Stephen Hamblin, executive director of the American Junior Golf Association, speaks from experience when analyzing the dynamics of laggardly pace of play at certain levels of tournament golf. Competitors need to be timed, pushed along and held to a reasonable standard, or else everyone is in for a long day.

Hamblin, who feels a "moral responsibility" to the game to teach young players about all the tenets of etiquette, including pace of play, can draw from anecdotal evidence. Since installing a timing-station system at AJGA events, the duration of rounds has been reduced. The system entails six checkpoints. Red cards are designated for players who miss the checkpoint times. A second red card results in a one-stroke penalty for each player in the group.

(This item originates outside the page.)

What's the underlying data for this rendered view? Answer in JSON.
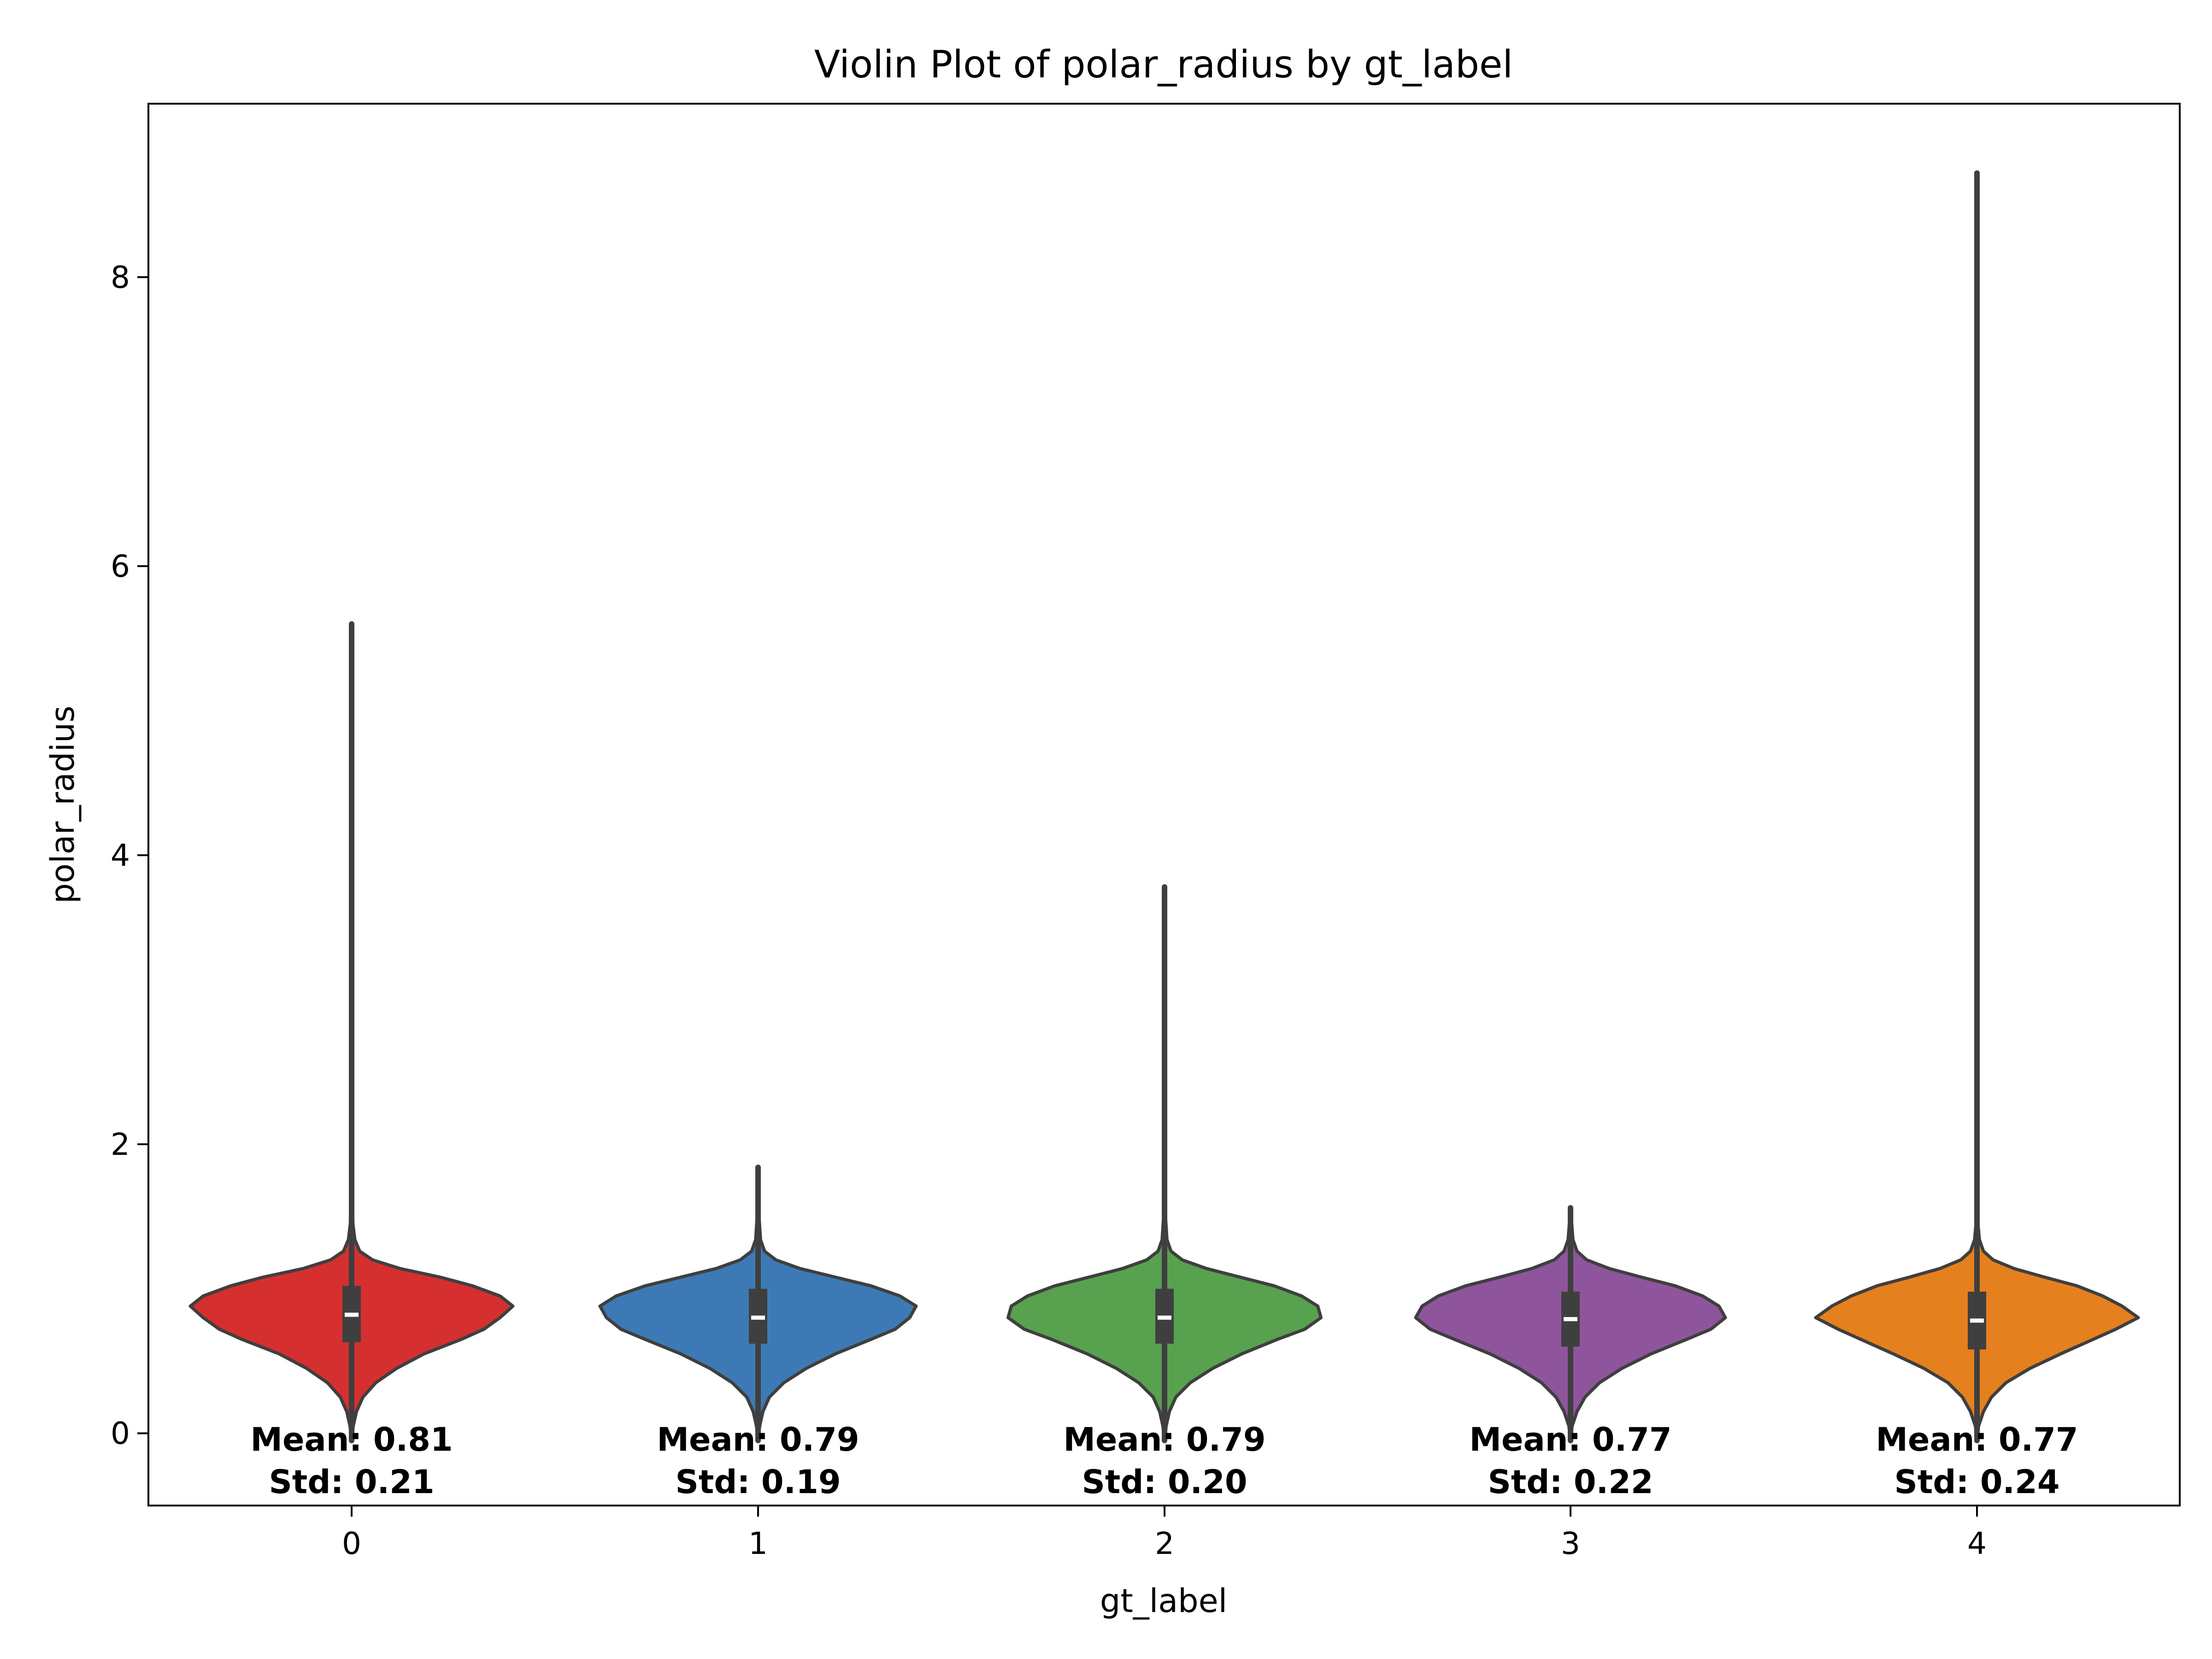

"We don't need a harassing environment. The players dictate their own fate," says Hamblin, who last year saw the pace of play for threesomes over the 82 tournaments the AJGA conducted, average four hours, 28 minutes.

The USGA has adopted the system for 10 of its amateur-only tournaments. Colleges also are starting to experiment with a similar system. Mike Davis of the USGA has sensed for some time that college golfers might be the slowest players in the amateur ranks. Georgia Tech golf coach Bruce Heppler wouldn't disagree. He says they fall into bad habits -- because they are allowed to.

"No one should knock the college player per se," Heppler says. "He plays as fast as he needs to. But they have no real idea how fast they play, and at most college events we lack the resources to monitor it."

So it comes down to the fact players need policing. The AJGA system might be the answer for all levels. Hamblin recently instituted it at a Texas A&M University event. Coach J.T. Higgins insisted that no threesome had ever toured the difficult University Course in less than five hours. This past year with the checkpoint system, threesomes averaged four hours, 40 minutes.